Eaton is thought to have gone missing during a routine jog, according to a Facebook page set up by her family, entitled “Searching for Suzanne.” Family members said Eaton’s passport, phone, wallet and other belongings were found in her room at Orthodox Academy, and that only her running shoes were missing.
“Due to the rough terrain and extreme heat, we believe the most likely possibility is that Suzanne may have either become overheated and looked for shade or that she may have fallen,” the Facebook page said.
The woman’s employer, the Max Planck Institute, which had previously offered a €50,000 ($56,000) reward for information on Eaton, confirmed on Monday that the scientist’s remains had been found, but said the investigation into what happened is ongoing.

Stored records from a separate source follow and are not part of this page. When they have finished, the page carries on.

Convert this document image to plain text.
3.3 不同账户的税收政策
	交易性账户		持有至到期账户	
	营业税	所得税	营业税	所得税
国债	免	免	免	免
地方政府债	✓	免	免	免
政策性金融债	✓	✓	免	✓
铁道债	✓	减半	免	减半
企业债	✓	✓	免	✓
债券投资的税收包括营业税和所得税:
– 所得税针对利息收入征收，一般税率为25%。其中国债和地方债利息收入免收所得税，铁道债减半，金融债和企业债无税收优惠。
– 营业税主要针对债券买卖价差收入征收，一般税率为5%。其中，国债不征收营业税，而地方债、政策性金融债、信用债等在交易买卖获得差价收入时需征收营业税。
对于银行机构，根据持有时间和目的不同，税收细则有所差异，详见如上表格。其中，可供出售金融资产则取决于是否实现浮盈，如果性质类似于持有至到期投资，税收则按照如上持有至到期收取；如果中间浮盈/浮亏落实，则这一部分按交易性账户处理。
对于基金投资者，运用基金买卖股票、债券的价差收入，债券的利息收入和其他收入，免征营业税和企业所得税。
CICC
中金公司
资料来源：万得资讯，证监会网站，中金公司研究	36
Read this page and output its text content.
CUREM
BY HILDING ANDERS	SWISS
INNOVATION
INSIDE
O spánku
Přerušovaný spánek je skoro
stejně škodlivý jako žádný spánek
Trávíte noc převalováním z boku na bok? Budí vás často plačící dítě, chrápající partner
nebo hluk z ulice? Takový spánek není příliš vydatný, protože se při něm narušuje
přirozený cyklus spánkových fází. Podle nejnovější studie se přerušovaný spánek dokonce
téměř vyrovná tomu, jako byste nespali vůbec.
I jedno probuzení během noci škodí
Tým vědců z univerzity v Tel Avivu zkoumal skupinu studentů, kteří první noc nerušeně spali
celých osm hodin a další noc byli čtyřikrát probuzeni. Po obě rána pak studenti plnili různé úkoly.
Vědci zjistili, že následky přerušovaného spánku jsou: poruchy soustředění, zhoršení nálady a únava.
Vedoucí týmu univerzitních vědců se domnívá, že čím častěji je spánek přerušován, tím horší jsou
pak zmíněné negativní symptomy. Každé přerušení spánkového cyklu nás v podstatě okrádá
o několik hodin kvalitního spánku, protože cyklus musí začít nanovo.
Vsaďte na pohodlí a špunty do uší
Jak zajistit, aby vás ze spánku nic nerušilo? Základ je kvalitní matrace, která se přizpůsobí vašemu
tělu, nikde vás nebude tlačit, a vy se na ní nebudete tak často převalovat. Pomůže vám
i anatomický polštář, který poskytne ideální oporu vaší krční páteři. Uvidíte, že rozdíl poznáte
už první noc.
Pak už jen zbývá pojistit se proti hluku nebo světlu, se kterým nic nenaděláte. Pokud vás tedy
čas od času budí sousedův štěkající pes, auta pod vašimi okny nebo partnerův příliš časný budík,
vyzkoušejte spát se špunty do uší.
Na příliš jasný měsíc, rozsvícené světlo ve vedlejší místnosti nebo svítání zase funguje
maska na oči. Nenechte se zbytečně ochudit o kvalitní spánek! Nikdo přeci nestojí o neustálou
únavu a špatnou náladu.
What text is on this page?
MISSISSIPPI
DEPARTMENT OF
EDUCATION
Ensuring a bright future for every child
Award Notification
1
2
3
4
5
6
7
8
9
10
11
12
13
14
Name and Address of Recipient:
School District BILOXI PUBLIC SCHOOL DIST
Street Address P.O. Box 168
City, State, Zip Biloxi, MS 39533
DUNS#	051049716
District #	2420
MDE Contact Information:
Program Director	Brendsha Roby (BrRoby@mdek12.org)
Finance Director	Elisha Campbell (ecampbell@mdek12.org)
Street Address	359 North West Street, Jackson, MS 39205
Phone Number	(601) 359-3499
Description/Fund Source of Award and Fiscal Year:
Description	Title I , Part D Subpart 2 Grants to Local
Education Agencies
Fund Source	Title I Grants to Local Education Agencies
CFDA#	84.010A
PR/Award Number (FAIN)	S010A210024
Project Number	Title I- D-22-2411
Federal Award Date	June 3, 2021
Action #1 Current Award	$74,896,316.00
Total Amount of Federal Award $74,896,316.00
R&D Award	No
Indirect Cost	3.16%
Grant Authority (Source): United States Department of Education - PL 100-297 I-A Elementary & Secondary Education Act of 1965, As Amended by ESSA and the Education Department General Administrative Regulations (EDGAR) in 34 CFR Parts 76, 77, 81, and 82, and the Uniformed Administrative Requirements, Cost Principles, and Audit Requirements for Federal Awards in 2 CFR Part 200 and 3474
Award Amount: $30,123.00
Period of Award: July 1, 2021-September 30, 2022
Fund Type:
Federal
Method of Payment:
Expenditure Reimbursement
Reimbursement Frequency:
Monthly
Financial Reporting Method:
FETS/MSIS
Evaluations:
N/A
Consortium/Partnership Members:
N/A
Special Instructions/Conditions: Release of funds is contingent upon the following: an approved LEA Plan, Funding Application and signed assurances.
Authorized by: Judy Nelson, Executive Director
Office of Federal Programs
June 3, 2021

“It is with enormous sadness and regret that we announce the tragic demise of our dearest friend and colleague,” the institute said in a statement. “The authorities have not yet completed their investigation regarding the events that may have transpired on Tuesday afternoon, 2nd July, and we will provide further updates as we receive information. We are deeply shocked and disturbed by this tragic event.”
Eaton earned her PhD in microbiology from the University of California, Los Angeles in 1988; she is survived by her husband, British scientist Tony Hyman, and their two sons.